When Flight Lieutenant Rawlings seized power for the second time in Ghana on 31 December 1981 it was, like similar coups in Liberia and Ethiopia, under the pressure of intolerable economic crisis which had brought in its wake social and political crises of equally daunting proportions. Rawlings’s first seizure of power for four months in 1979 had had the same roots in despair and had been intended as a moral purge. This time Rawlings was more ambitious. He promised a national democratic revolution which would wrest control of the Ghanaian economy from imperialism and end the corruption and privilege which had ruled the country’s political life for so long. ‘This is not a coup.

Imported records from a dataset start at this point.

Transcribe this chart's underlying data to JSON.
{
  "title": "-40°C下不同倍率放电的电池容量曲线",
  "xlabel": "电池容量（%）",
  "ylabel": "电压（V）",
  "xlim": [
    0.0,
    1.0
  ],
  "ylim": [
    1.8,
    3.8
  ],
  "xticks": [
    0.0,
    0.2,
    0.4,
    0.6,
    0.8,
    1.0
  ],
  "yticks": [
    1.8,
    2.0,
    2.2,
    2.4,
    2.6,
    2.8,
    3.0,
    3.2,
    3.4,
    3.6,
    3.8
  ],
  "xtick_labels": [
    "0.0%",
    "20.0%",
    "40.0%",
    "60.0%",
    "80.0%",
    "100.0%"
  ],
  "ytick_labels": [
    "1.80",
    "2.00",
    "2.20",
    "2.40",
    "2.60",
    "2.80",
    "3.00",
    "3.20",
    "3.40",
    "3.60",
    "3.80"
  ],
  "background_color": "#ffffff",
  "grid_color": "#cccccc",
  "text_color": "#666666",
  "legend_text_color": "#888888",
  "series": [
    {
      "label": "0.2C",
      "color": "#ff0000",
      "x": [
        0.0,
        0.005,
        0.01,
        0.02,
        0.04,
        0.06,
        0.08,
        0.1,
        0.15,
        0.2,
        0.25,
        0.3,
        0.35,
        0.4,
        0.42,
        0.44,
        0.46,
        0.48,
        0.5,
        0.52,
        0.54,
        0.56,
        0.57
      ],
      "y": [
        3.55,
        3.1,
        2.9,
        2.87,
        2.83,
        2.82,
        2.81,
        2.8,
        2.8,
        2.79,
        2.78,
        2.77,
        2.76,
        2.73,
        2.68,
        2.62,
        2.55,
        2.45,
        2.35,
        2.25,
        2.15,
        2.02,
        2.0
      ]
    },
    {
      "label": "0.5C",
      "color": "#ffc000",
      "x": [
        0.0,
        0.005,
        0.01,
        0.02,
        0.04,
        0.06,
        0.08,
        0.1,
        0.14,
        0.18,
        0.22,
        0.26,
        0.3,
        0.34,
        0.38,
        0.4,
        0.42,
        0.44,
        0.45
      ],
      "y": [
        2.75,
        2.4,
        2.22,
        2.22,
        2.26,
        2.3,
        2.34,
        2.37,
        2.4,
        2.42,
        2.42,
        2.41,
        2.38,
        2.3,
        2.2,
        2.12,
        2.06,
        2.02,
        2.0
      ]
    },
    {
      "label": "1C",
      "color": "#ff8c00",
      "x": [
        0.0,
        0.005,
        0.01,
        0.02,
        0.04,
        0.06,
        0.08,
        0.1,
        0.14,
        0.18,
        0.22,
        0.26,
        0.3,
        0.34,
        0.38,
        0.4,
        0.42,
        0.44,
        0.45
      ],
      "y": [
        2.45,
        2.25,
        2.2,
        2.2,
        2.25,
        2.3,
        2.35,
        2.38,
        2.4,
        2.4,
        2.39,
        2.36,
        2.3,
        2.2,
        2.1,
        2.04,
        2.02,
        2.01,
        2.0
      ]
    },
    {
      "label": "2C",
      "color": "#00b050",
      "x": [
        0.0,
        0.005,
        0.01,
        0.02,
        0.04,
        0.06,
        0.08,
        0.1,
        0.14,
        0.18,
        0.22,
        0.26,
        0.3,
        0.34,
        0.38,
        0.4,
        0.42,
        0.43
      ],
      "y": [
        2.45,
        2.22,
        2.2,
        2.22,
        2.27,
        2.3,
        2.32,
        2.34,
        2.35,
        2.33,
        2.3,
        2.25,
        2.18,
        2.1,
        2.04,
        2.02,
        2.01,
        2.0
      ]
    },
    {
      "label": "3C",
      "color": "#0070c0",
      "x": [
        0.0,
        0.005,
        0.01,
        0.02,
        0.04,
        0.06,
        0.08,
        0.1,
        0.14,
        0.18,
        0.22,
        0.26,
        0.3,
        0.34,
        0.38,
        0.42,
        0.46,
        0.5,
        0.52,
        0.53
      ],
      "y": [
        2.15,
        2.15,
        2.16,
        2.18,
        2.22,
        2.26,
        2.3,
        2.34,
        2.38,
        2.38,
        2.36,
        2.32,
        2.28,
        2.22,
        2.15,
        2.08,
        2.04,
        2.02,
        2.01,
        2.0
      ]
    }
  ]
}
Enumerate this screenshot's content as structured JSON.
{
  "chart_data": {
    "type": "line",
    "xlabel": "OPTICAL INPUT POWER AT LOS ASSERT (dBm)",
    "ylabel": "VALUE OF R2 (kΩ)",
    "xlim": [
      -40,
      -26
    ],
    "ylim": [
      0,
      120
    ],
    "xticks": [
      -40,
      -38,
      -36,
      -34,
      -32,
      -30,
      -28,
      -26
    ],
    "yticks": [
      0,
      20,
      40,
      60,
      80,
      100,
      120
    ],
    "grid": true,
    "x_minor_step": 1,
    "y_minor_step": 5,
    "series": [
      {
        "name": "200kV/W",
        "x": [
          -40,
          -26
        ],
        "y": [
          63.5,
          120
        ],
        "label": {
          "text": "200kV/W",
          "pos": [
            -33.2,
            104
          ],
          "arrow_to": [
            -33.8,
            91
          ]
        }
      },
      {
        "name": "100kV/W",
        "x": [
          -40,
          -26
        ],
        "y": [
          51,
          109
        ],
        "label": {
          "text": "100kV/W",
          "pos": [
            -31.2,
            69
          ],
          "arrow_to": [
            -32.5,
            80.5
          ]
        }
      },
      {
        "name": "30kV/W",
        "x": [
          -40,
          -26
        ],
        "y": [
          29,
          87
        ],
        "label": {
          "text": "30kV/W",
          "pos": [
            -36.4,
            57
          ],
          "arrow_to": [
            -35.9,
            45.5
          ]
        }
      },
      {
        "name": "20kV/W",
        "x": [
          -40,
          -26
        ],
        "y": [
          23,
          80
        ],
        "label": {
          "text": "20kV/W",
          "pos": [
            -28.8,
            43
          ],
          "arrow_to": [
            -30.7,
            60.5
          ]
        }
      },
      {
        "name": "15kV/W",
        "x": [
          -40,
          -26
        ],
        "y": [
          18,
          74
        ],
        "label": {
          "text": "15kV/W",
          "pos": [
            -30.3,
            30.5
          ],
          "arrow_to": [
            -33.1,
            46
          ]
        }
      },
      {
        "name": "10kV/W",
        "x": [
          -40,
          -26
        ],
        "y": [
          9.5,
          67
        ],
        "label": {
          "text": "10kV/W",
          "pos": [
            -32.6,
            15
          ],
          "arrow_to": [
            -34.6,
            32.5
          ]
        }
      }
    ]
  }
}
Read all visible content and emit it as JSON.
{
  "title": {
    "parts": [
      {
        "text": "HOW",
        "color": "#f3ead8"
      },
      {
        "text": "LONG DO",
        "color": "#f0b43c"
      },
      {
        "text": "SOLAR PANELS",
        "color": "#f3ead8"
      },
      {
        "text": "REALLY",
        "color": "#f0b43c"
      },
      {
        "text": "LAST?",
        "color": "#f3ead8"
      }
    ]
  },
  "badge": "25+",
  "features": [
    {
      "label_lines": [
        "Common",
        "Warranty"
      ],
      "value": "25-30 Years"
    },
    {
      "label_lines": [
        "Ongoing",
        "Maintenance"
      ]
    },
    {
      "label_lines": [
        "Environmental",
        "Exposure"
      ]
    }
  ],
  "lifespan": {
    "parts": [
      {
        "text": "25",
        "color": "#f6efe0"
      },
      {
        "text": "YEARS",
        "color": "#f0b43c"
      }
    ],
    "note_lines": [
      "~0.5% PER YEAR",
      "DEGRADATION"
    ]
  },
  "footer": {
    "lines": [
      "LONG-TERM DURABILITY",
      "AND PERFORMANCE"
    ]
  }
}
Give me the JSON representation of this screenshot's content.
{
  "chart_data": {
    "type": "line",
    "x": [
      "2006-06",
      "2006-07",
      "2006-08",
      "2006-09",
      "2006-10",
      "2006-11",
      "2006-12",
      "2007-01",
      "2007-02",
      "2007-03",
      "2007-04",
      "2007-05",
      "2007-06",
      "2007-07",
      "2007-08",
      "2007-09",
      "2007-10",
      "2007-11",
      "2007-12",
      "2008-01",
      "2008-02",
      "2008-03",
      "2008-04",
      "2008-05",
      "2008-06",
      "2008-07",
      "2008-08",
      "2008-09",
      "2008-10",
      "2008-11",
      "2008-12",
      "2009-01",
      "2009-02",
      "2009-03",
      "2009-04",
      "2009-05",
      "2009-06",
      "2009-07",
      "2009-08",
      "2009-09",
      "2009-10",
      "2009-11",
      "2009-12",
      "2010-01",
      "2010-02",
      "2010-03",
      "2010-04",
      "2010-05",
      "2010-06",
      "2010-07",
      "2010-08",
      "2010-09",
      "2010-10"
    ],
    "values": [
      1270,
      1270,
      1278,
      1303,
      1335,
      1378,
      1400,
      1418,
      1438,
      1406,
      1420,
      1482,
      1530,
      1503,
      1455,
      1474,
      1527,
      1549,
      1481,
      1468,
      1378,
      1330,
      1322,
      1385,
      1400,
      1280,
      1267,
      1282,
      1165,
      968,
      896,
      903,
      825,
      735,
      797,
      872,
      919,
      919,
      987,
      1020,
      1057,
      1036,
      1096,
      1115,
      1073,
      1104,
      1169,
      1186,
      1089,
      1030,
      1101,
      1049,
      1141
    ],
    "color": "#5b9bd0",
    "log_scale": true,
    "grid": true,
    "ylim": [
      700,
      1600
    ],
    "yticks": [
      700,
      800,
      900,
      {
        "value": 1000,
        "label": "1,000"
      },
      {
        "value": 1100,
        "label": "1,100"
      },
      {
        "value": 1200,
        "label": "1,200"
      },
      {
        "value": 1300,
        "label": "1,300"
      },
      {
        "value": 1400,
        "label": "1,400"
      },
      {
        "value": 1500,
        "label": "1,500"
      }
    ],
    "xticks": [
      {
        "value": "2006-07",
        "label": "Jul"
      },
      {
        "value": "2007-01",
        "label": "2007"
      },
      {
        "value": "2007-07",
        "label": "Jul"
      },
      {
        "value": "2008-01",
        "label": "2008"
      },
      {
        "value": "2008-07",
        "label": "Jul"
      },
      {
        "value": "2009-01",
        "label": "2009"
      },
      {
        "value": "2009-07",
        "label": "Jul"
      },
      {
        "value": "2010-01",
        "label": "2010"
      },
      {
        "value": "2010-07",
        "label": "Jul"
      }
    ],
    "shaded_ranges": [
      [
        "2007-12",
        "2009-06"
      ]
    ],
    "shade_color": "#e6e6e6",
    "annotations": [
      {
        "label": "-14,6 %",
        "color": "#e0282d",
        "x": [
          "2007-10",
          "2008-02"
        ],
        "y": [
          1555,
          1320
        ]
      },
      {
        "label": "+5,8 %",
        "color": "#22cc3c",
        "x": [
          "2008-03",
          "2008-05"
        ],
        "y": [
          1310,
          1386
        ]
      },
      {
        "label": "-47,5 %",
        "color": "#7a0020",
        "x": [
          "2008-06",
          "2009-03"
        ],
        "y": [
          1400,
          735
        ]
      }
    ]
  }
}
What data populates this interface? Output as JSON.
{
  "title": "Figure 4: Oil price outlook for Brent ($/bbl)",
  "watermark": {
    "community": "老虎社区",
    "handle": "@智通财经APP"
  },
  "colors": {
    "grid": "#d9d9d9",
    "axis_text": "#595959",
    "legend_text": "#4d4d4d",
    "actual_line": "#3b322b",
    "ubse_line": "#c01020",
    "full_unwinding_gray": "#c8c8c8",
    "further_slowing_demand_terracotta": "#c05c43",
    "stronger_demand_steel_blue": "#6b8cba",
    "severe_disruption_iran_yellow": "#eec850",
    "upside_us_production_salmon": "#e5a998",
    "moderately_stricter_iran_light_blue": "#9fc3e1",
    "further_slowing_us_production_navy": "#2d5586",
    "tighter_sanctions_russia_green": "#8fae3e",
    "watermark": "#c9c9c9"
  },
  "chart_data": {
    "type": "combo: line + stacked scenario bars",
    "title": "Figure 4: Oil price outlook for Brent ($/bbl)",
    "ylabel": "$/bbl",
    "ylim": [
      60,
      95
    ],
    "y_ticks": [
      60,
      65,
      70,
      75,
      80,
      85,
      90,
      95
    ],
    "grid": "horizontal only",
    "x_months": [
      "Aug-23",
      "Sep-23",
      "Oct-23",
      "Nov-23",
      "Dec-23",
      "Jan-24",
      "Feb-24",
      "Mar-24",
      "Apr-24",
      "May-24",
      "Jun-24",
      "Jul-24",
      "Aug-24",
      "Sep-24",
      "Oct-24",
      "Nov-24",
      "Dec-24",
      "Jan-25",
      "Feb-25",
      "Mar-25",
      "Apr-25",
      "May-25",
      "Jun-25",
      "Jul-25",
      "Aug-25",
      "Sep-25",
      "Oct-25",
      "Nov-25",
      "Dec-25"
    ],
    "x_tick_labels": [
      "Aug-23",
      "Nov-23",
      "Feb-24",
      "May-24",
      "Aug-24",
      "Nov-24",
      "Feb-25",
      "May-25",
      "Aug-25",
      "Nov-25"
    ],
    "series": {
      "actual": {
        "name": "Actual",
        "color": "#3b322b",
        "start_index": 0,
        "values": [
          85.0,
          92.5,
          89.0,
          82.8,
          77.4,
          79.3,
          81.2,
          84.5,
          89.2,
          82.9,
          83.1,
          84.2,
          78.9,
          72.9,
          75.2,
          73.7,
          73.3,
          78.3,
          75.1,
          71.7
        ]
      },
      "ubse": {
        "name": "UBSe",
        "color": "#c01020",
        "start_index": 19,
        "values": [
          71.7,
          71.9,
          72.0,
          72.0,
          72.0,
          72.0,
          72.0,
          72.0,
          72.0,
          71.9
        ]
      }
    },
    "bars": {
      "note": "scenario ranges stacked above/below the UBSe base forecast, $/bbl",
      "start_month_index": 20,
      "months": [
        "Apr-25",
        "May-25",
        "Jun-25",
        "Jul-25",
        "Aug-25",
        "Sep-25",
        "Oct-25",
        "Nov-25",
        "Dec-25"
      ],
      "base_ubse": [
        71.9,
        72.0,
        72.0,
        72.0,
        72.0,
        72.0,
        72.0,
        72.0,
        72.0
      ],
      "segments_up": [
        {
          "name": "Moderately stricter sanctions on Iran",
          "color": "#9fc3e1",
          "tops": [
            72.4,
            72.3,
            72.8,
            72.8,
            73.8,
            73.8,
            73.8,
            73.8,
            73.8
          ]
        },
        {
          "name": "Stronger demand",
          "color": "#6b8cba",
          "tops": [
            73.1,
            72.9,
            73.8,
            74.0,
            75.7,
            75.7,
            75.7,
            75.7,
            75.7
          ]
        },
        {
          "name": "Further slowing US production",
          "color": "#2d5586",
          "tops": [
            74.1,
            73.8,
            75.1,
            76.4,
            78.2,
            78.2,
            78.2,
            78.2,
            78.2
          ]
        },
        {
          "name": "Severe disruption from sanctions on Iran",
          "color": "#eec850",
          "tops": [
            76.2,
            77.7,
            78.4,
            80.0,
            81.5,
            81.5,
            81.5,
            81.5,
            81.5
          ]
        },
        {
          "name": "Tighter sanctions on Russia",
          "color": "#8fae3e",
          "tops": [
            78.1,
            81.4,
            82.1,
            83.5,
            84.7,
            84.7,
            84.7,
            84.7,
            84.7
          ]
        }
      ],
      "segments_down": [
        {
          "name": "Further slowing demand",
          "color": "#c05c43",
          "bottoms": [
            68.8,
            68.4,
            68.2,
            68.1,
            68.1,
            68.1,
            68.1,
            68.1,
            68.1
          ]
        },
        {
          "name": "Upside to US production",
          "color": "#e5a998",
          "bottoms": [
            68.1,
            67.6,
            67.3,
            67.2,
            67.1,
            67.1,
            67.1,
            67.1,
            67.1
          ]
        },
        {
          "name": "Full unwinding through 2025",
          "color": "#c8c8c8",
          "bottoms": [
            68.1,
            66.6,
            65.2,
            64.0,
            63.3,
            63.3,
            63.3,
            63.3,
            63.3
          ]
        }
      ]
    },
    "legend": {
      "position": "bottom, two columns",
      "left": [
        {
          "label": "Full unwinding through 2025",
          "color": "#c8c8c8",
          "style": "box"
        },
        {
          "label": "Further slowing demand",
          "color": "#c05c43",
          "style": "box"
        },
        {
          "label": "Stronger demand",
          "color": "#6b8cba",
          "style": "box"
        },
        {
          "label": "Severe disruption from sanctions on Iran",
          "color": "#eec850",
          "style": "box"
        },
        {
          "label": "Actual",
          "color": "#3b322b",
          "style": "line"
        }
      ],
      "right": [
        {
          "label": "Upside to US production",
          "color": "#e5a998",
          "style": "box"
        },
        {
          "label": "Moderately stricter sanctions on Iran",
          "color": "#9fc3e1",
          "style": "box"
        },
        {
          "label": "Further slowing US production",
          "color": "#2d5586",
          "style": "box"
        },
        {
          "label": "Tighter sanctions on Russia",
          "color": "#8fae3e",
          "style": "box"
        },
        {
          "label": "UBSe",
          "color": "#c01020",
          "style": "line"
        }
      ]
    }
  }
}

I ask for nothing less than a revolution, something that will transform the social and economic order of this country. . .we are asking for nothing more than proper democracy. . .to organize this country in such a way that nothing will be done from the Castle without the consent and the authority of the people—the farmers, the police, the soldiers, the workers—you are the guardians. . .’ said Rawlings in his first broadcast to the nation after 31 December.
The civilian administration of President Hilla Limann which was in office for two years between Rawlings’s periods in power was a textbook illustration of the bankruptcy of neo-colonial economic and political models in Africa, in which a small elite flourished, dependent on corruption. British and American companies had controlled Ghana since independence: The United Africa Company (a Unilever subsidiary) ran wholesale and retail trade; Valco, the aluminium company owned by Kaiser Aluminium and Reynolds Metal, had monopolized two thirds of Ghana’s power at a derisory rate for twenty years; and British banks like Standard and Barclays continued to dominate the nation’s finances, as they had in colonial times. While economic power remained in the hands of the multinationals, political power was shared out amongst their middle-class allies and clients in the army, the churches, the law, the university, business itself, and the traditional chiefs still so important in Ghana. A fraction of this Westernized elite, which provided a model many more aspired to, acquired fortunes abroad from payments made outside the country by Western aid donors or businesses. They bought property abroad and educated their children overseas, thus undermining the national and patriotic character of the next
Party politics in Ghana depended on the manipulation of access to the import licenses which allowed this group to milk the country’s foreign exchange reserves further. Limann’s two years had merely intensified these tendencies and seen the same elite groups in effective control as had flourished through the various phases of military rule in the 1970s. The extent of corruption by government officials and party politicians under Limann reached unprecedented heights, subsequently revealed by the new judiciary system in hearings of the National Investigation Committee and Citizens Vetting Committees. Some of those responsible have been sent to jail. Many others from the old power groups left the country in the early days of the revolution confident that Rawlings would soon fail.
Corruption had been endemic in Ghana since independence—an openly accepted part of the economic system. As in all neo-colonial African economies it is literally impossible for the westernized elite to maintain the life-style they inherited from the colonialists without corruption. Ghana is a classic example of how international capital when in control of the economy of a third world country encourages a fat-cat life-style based on kickbacks in order to maintain its access to markets and contracts via a network of personal clients in the bureaucracy and government. Smaller-scale business people, and, most important, professionals, who did not become part of that elite, began leaving by hundreds of thousands for Nigeria in the late 1970s. (In 1981 alone it is estimated that 15,000 teachers left Ghana for Nigeria.)
Meanwhile the urban and rural poor, although some of them also left for Nigeria, grew poorer at home. A declining industrial sector starved for raw materials and spare parts provided less and less of a livlihood in the towns. For the main export crop—cocoa which accounts for 60% of Ghana’s foreign exchange—the terms of trade moved sharply against producers, while the collapse of much of the country’s physical infrastructure meant declining production for lack of inputs. What was produced was often not collected, and smuggling began to account for as much as 30–40% of the crop.